Grażynko, nie dziwię się, że małżeństwa nie chcą mieć dzieci. Już z jednym jest problem, bo w rzeczywistości obcy ludzie go wychowują, żłobek, przedszkole, szkoła, studia. A w rodzinie jak trybiki w zegarku. Wszystko na czas, bo się nie zdąży. Zostaje weekend, ale trzeba dom ogarnąć, zakupy na cały tydzień, a tu jeszcze sklepy w niedzielę nie czynne. Jak żyć? I po co?
Gonimy za mrzonkami, żeby dorównać sąsiadom, albo żeby pokazać rodzinie na co nas stać? Tracimy bliskość rodzinną, nie umiemy docenić drobnostek, chcemy od razu mieć wszystko, tu i teraz. Stąd te frustracje, że w domu i w ogrodzie nie ma jak w żurnalu, i żeby można było w nim posiedzieć. A ja nawet ławeczki w nim nie mam. Stać mnie na nią, ale po co. Nie usiedzę. A jak goście się trafią, to ustawię rozkładane krzesełka albo kocyk i też fajnie.

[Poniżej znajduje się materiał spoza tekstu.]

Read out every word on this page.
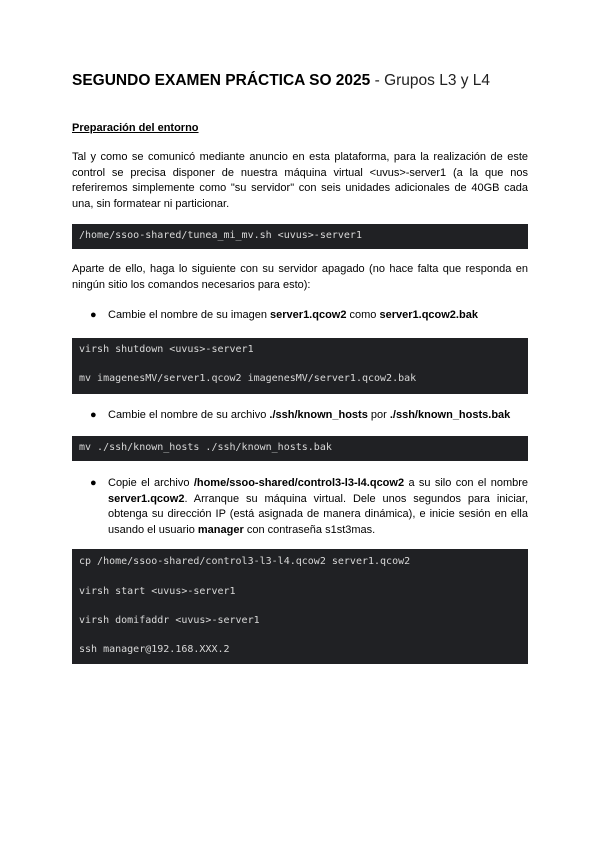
SEGUNDO EXAMEN PRÁCTICA SO 2025 - Grupos L3 y L4
Preparación del entorno
Tal y como se comunicó mediante anuncio en esta plataforma, para la realización de este control se precisa disponer de nuestra máquina virtual <uvus>-server1 (a la que nos referiremos simplemente como "su servidor" con seis unidades adicionales de 40GB cada una, sin formatear ni particionar.
/home/ssoo-shared/tunea_mi_mv.sh <uvus>-server1
Aparte de ello, haga lo siguiente con su servidor apagado (no hace falta que responda en ningún sitio los comandos necesarios para esto):
● Cambie el nombre de su imagen server1.qcow2 como server1.qcow2.bak
virsh shutdown <uvus>-server1
mv imagenesMV/server1.qcow2 imagenesMV/server1.qcow2.bak
● Cambie el nombre de su archivo ./ssh/known_hosts por ./ssh/known_hosts.bak
mv ./ssh/known_hosts ./ssh/known_hosts.bak
● Copie el archivo /home/ssoo-shared/control3-l3-l4.qcow2 a su silo con el nombre server1.qcow2. Arranque su máquina virtual. Dele unos segundos para iniciar, obtenga su dirección IP (está asignada de manera dinámica), e inicie sesión en ella usando el usuario manager con contraseña s1st3mas.
cp /home/ssoo-shared/control3-l3-l4.qcow2 server1.qcow2
virsh start <uvus>-server1
virsh domifaddr <uvus>-server1
ssh manager@192.168.XXX.2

Życzę wszystkim spokojności, bo różnie to może być w tym naszym świecie. Jeden strzał i wszystko może się posypać. Głosujcie i wspierajcie mądrych ludzi, a nie nawiedzonych oszołomów. Szczepcie się kiedy wam radzą, bo radzą dobrze.
Żeby nie szczepienia, pół narodu chodziłoby z dziobami po ospie, a drugie pół chorowało na koklusz, polio, i inne bronchity. Wygrywają nie ci co wiedzą lepiej niż wszyscy, tylko ci co umieją wyciągnąć właściwe wnioski.
Zdrowia wszystkim życzęi słonecznej jesieni.